The version just passed by the U.S. House would result in at least 24 million more uninsured people within a decade and puts the coverage and overall health of our most vulnerable citizens, including children, people with disabilities and pregnant women, at risk. The bill also places a cap on federal funding for Medicaid, devastating state budgets and leaving state and local taxpayers responsible for the incurring costs. This cap on Medicaid will leave 1.3 million children across the state vulnerable to a loss of coverage. This measure also opens the door for insurers to deny coverage for individuals with pre-existing conditions, including kids with asthma, diabetes, and heart defects. This bill’s inclusion of an additional $8 billion to fund high-risk pools will not cover the cost of care for these kids and other people suffering from pre-existing conditions.

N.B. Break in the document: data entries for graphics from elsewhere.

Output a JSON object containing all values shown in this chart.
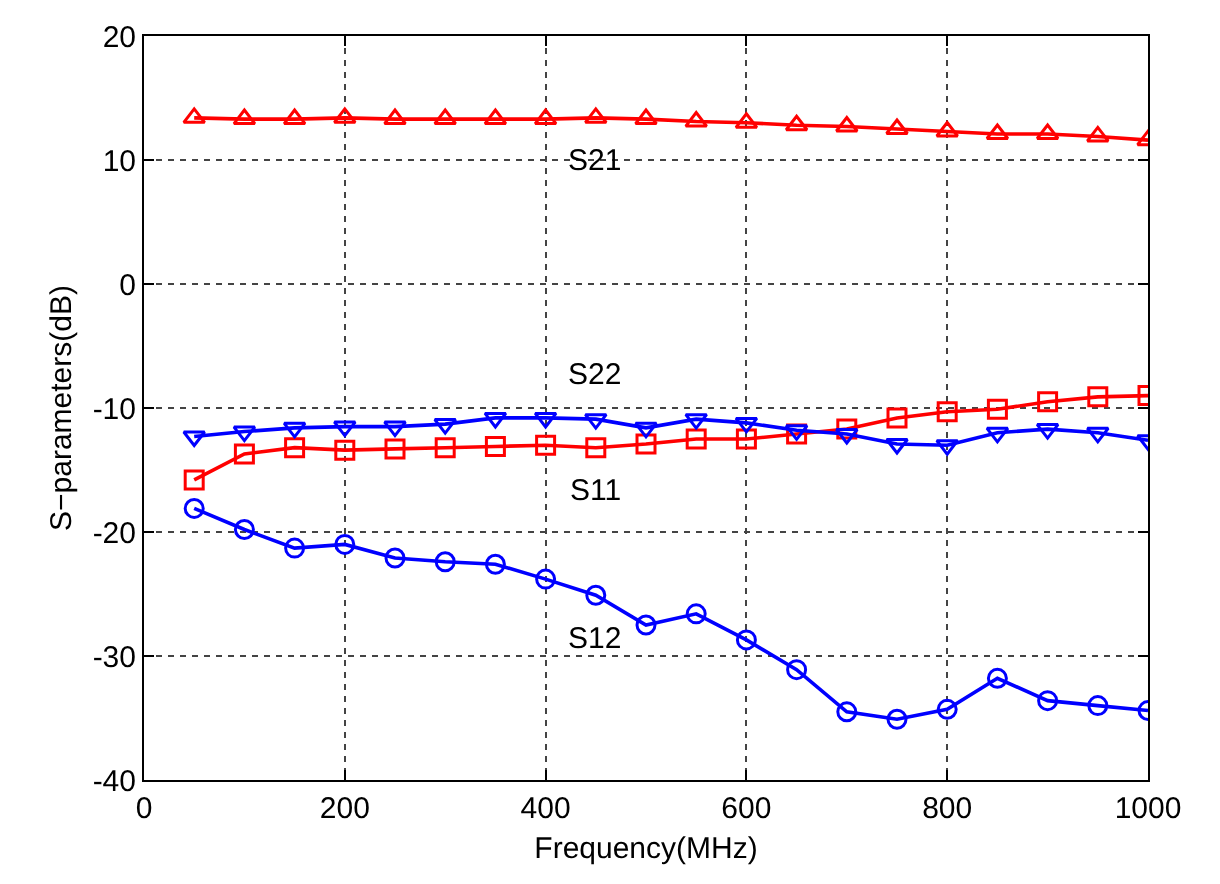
{
  "chart_data": {
    "type": "line",
    "xlabel": "Frequency(MHz)",
    "ylabel": "S−parameters(dB)",
    "x": [
      50,
      100,
      150,
      200,
      250,
      300,
      350,
      400,
      450,
      500,
      550,
      600,
      650,
      700,
      750,
      800,
      850,
      900,
      950,
      1000
    ],
    "series": [
      {
        "name": "S21",
        "color": "#ff0000",
        "marker": "triangle",
        "values": [
          13.4,
          13.3,
          13.3,
          13.4,
          13.3,
          13.3,
          13.3,
          13.3,
          13.4,
          13.3,
          13.1,
          13.0,
          12.8,
          12.7,
          12.5,
          12.3,
          12.1,
          12.1,
          11.9,
          11.6
        ]
      },
      {
        "name": "S11",
        "color": "#ff0000",
        "marker": "square",
        "values": [
          -15.8,
          -13.7,
          -13.2,
          -13.4,
          -13.3,
          -13.2,
          -13.1,
          -13.0,
          -13.2,
          -12.9,
          -12.5,
          -12.5,
          -12.1,
          -11.7,
          -10.8,
          -10.3,
          -10.1,
          -9.5,
          -9.1,
          -9.0
        ]
      },
      {
        "name": "S22",
        "color": "#0000ff",
        "marker": "triangle-down",
        "values": [
          -12.3,
          -11.9,
          -11.6,
          -11.5,
          -11.5,
          -11.3,
          -10.8,
          -10.8,
          -10.9,
          -11.6,
          -10.9,
          -11.2,
          -11.8,
          -12.1,
          -12.9,
          -13.0,
          -12.0,
          -11.7,
          -12.0,
          -12.6
        ]
      },
      {
        "name": "S12",
        "color": "#0000ff",
        "marker": "circle",
        "values": [
          -18.1,
          -19.8,
          -21.3,
          -21.0,
          -22.1,
          -22.4,
          -22.6,
          -23.8,
          -25.1,
          -27.5,
          -26.6,
          -28.7,
          -31.1,
          -34.5,
          -35.1,
          -34.3,
          -31.8,
          -33.6,
          -34.0,
          -34.4
        ]
      }
    ],
    "xlim": [
      0,
      1000
    ],
    "xticks": [
      0,
      200,
      400,
      600,
      800,
      1000
    ],
    "ylim": [
      -40,
      20
    ],
    "yticks": [
      -40,
      -30,
      -20,
      -10,
      0,
      10,
      20
    ],
    "grid": true,
    "legend": false,
    "line_style": "solid"
  }
}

In addition, the bill gives insurers the ability to impose annual and lifetime caps again, which as we know from past experience can result in the denial of coverage for life-saving treatments. Finally, the legislation rolls back Medicaid expansion, which has improved access to essential services, overall health, and financial stability for over 700,000 Ohioans.

 

As the legislation advances to the U.S. Senate, we call on Ohio’s Senators to stand up for our state’s children, families, pregnant women, people with disabilities, seniors, and those with pre-existing conditions. We urge them to return to the drawing board and craft a new proposal that builds on the progress we have already made in children’s coverage. More than 95 percent of our kids now enjoy some kind of health insurance coverage and now is not the time to reverse this progress.